A moyen terme, il estime que la mise en place des réformes structurelles (climat des affaires, caisse de compensation, difficultés des entreprises publiques …) est une nécessité pour sortir de cette situation.
La BCT poursuivra son appui à l’activité économique
S’agissant de la BCT, El Abassi a indiqué qu’elle continuera, en perspective de la période post-COVID-19, à jouer son rôle en matière de maîtrise des prix et de consolidation de la stabilité financière, outre l’appui à l’activité économique.
” Des réflexions sont engagées avec les autorités concernées sur la mise en place d’un gros fonds de restructuration et de retournement qui permettrait de financer autrement les entreprises touchées par les difficultés des dernières années “, a-t-il encore fait savoir.
Capitaliser sur certaines évolutions positives…
Pour sortir de la crise, Marouane El Abassi appelle aussi à capitaliser sur les quelques évolutions positives qui ont eu lieu malgré la conjoncture toujours difficile. Il s’agit, selon lui, de l’amélioration de la situation sanitaire et de l’amélioration progressive de la situation économique, notamment, à partir du deuxième trimestre en relation avec la reprise graduelle de l’activité des secteurs les plus touchés par la crise sanitaire.
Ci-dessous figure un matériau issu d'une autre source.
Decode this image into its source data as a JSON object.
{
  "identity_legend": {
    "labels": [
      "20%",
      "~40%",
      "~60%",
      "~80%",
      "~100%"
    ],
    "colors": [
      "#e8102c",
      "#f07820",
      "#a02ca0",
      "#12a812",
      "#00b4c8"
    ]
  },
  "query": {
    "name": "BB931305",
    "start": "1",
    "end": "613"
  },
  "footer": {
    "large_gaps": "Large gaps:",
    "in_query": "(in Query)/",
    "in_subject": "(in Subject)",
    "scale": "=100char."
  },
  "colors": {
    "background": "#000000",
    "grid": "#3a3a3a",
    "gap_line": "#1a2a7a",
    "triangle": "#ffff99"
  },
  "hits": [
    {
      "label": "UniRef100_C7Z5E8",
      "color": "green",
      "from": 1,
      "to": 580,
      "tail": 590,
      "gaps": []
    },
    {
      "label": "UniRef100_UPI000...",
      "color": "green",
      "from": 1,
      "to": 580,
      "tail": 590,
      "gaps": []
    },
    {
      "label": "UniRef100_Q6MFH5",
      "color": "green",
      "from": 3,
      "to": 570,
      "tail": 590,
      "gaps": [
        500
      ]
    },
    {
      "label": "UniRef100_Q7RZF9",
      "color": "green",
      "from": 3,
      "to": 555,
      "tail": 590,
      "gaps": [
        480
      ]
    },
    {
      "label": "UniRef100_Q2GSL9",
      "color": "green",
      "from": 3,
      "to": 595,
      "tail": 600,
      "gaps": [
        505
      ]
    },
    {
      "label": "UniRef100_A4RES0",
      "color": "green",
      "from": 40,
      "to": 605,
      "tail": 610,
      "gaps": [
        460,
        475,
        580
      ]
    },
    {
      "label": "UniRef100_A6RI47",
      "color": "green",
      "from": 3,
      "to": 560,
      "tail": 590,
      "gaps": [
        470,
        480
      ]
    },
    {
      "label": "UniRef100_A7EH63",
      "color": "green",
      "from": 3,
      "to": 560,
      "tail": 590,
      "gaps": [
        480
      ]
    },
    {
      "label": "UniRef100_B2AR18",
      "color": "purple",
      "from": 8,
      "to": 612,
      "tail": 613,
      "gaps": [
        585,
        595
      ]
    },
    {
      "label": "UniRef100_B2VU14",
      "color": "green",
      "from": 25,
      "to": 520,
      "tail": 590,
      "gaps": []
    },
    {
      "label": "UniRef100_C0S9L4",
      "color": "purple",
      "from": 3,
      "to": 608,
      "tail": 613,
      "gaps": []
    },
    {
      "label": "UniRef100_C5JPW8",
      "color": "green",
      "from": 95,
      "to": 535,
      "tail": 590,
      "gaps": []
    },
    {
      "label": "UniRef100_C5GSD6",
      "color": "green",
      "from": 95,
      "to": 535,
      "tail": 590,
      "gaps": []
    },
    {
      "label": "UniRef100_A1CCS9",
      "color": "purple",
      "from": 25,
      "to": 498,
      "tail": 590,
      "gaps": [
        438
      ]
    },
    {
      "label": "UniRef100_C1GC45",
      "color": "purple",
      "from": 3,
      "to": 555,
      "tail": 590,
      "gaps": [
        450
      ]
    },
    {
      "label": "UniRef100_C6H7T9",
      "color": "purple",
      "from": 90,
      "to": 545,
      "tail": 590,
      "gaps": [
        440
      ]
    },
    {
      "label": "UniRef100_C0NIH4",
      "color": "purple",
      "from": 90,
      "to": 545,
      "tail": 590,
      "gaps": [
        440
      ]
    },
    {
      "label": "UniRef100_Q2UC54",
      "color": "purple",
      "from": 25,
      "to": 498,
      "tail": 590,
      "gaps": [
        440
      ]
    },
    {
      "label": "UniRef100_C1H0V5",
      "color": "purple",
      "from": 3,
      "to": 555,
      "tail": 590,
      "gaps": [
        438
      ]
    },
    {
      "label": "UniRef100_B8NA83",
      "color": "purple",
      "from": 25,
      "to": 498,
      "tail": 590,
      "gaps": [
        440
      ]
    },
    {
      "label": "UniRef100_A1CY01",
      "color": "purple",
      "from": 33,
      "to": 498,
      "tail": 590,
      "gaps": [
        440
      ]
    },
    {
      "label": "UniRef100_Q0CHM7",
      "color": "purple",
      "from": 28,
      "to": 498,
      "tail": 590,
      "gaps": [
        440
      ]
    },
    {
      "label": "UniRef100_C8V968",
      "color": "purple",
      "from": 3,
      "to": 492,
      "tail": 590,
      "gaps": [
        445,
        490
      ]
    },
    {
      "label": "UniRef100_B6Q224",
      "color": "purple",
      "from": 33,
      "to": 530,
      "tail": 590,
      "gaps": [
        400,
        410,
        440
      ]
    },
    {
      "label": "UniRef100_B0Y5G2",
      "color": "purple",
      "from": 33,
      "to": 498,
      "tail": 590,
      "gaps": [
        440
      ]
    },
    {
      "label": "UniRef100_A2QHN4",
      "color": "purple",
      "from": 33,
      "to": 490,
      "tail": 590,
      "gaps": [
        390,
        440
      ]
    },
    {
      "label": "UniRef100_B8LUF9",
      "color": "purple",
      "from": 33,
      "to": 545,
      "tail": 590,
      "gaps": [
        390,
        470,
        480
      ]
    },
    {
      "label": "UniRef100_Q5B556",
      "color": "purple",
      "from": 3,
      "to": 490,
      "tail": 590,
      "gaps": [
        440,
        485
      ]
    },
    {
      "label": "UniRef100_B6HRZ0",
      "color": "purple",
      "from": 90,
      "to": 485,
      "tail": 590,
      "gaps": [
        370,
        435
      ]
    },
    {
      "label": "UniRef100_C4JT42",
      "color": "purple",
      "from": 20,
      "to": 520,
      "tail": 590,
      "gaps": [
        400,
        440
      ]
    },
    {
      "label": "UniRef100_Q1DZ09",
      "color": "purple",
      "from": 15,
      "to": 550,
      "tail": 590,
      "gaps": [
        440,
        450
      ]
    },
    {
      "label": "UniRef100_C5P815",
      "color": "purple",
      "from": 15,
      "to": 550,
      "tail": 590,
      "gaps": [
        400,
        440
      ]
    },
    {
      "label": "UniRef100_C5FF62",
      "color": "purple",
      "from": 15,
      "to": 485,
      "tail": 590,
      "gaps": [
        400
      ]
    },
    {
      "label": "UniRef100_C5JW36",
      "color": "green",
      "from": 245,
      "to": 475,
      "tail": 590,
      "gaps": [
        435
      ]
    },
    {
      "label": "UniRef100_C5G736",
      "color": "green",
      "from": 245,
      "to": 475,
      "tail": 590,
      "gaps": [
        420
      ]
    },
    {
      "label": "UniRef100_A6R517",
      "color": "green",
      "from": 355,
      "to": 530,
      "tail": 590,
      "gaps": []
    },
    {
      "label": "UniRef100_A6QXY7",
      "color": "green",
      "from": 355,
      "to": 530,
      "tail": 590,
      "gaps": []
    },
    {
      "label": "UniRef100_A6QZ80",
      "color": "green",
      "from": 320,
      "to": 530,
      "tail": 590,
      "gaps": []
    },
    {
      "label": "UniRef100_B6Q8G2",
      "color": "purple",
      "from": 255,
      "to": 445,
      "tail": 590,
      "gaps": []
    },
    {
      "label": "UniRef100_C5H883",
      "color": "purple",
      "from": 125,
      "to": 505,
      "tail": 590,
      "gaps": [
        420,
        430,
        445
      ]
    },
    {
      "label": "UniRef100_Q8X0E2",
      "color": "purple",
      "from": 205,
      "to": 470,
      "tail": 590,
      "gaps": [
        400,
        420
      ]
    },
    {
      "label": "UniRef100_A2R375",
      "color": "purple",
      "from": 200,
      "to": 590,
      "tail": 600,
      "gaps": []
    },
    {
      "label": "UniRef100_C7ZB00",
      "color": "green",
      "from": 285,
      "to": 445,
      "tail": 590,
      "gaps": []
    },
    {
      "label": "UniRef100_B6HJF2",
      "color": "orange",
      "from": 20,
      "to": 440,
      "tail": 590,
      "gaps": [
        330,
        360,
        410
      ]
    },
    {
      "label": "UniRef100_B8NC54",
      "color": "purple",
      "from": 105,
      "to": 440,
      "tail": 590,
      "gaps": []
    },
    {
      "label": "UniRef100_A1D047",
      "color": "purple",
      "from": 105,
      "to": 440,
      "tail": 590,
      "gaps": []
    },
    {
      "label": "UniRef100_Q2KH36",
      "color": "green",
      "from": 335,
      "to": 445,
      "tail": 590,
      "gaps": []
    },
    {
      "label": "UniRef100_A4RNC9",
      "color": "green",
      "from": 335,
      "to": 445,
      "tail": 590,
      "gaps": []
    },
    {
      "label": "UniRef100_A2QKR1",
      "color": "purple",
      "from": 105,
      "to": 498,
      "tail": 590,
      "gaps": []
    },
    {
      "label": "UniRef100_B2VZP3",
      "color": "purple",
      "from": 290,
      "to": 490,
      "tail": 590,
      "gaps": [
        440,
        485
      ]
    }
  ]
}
Il s’agit également des perspectives économiques positives dans la zone euro, l’amélioration de la situation politique et sécuritaire dans les pays voisins, particulièrement en Libye, outre la reprise de la production des hydrocarbures en 2021 par les gisements de Nawara (31,5% de la production nationale de gaz naturel) et Halk El Manzel (14,2% de la production nationale de pétrole brut), et les efforts engagés en matière d’énergie renouvelable.
Optimiste El Abassi
En ce qui concerne la balance des paiements et en dépit des difficultés du financement extérieur, le premier responsable de l’Institut d’émission considère que la situation reste soutenable avec une prévision du déficit courant de moins de 7% pour l’année 2021 et des niveaux de réserves de change aux alentours de 130 jours d’importations.
Par ailleurs, ” malgré les chocs qui affectent la soutenabilité de la dette publique, les risques sont atténués à cause de l’importance des financements multilatéraux et bilatéraux dans la dette publique tunisienne et qui sont caractérisés par des maturités longues et des taux faibles ” a-t-il enchaîné.
Etat des lieux
Malgré son ” optimisme de combat ” qu’il a maintes fois exprimé lors de cette conférence, le gouverneur a, également, rappelé la conjoncture difficile que traverse la Tunisie, évoquant ” une reprise lente de la croissance économique en 2021 (environ 3%) après une année de crise sanitaire exceptionnelle : baisse de 9,2% des échanges aux prix constants et de 2,5% aux prix courants (une première depuis 1962) impactant le marché de l’emploi (taux de chômage de 17,4%), la situation financière des entreprises et des ménages et les équilibres macroéconomiques notamment les finances publiques (déficit de 9,6% du PIB)”.
Le gouverneur a aussi rappelé l’impact de la crise sanitaire sur les secteurs stratégiques comme le tourisme et le transport, les problèmes de financement du budget liés au tarissement des ressources extérieures, le retour des pressions inflationnistes en septembre 2021 (6,2% septembre en glissement annuel) en raison notamment de l’orientation haussière des cours des matières premières sur les marchés mondiaux, malgré la baisse de l’inflation moyenne au cours des neuf premiers mois de 2021 (5,4% contre 5,8%).